UPDATED 01:01 EDT / JULY 19 2012

Siri’s Sister Trapit Rolls Out iPad App, Stays Focused on Core AI

Trapit is an interesting little service that acts as a hybrid between a search engine and a recommendation app, with a number of social components that go on top. Today the startup is introducing an iPad application to give users access to their content directly via a mobile client.  It’s one of the biggest updates from Trapit since its beta launch last November, addressing a key market for growth and one that I’d noted as important for Trapit’s ongoing development in an initial review of the web app.

Trapit aggregates data from about 120k handpicked web sources and applies an AI built on the same code as Siri to customize this stream based on users’ individual preference. It tracks things like browsing history and other engagement metrics, while also making it possible to add articles to a reading list in order to take full advantage of this underlying functionality, essentially hoping to replace Safari as your default browser when perusing Trapit content.

The platform is integrated with Facebook and Twitter and lets you share your favorite tidbits from around the web. The iPad app features a lot of the capabilities found on the web, as well as a number of other things. Gesture shortcuts are supported, and there’s also a ‘New Discoveries’ feed that displays all the user’s Traps and social networking integration.  You can add Traps to your reading list for later viewing, easily accessible on your home page.  The browsing experience in general is very fluid and easy to navigate, especially compared to similar apps that feature news feeds and web content, often cumbersome to switch categories or flip through articles.

“Personalization has become nothing more than a buzzword,” said Hank Nothhaft, chief product officer and co-founder at Trapit. “Personalization should be about you, the individual, and your unique tastes and interests, not about what your friends are buzzing about on Facebook and Twitter.
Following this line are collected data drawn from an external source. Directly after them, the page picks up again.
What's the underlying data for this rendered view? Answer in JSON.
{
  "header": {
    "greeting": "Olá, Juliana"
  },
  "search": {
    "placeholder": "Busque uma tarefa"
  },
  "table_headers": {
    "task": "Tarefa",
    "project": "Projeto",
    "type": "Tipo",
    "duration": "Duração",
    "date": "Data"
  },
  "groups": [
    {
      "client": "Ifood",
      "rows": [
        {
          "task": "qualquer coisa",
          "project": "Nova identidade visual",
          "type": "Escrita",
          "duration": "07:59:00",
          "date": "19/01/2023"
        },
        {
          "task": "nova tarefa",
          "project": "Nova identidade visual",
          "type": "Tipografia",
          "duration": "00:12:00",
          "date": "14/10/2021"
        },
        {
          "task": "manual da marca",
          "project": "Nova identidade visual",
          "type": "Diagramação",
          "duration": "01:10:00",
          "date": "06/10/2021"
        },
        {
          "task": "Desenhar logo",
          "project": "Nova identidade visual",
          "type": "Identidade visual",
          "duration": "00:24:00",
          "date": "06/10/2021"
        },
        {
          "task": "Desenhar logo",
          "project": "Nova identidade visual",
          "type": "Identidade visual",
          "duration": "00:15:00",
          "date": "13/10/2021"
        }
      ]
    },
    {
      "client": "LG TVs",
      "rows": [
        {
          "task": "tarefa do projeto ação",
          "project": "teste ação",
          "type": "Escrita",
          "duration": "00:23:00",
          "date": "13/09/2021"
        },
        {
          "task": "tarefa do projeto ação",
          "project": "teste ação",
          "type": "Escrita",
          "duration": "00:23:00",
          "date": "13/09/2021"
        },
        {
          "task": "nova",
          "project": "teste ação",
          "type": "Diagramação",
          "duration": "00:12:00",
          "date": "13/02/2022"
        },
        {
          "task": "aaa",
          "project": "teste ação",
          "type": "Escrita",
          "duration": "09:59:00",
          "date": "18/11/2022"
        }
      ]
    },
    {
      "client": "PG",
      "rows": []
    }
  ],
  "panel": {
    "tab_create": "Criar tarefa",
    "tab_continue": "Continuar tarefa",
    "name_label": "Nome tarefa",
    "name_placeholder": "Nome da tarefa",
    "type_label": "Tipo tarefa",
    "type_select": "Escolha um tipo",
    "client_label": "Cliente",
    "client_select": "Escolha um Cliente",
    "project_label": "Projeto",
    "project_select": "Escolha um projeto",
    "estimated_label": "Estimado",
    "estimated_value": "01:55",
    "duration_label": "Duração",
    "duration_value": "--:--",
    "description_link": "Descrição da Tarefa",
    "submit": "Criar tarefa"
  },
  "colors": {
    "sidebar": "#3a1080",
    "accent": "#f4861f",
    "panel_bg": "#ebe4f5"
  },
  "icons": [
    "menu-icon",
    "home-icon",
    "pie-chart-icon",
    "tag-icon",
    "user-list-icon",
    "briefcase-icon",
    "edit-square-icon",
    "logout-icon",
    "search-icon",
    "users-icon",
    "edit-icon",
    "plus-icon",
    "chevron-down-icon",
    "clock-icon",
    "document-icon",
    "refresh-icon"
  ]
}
So we’ve built Trapit to provide an experience that is unique and carefully tailored to each user. That goal, enabled by the underlying technology, and our distinctive approach to content sourcing is what makes Trapit so compelling to our users.”

It’s evident that Trapit took great care in the design and usability of the app, making it very similar in function and UI to the web app while also taking iPad-specific capabilities into consideration.  One notable feature is Trapit’s expanded media format, which loads full web content for a selected link directly in the app.  This keeps you from having to jump from Trapit’s app to Safari, but works far better than your typical “skinned” browser page.  In fact, you’d never know you weren’t using the iPad browser, save for the fact that certain functions like your bookmarking capabilities aren’t yet integrated into Trapit’s webpage viewer.

Mobile just a piece of the big picture

The mobile move is a smart one for Trapit, but it’s only one development amongst many the startup has in the pipeline.  Trapit’s been taking a steady approach to its feature roll outs, updates and partnerships, focusing heavily on the core technology behind its algorithms and AI.

It’s this focus that prompted me to ask Nothhaft how Trapit maintains data integrity with  his beloved AI, considering its underlying technology is, after all, still designed by humans.  The matter of data integrity is an important consideration for Trapit and its competitors, Siri and every other service that essentially programs an AI to learn on its own.

“We don’t have a set database of content, Nothhaft explains, “we have the same flexibility in Trapit as a search engine.”  It’s at this point Nothhaft pulls up a few rival apps and keys in a search, showing a string of categories to follow instead of being able to create a category around his query.  “It takes a human to determine that vocabulary and it’s not supported in their systems.”

“Even though we have humans behind the sourcing and the algorithm, each search on Trapit creates its own ontology.  [Users] are creating the vocabulary with the keyword and URL, and we build it from there.  And it works,” Nothhaft says.  “These others don’t learn.  They work with fixed taxonomy and ontology…there’s content that might be relevant but it’s inherently limited.  We architected from the ground up for total personalization.”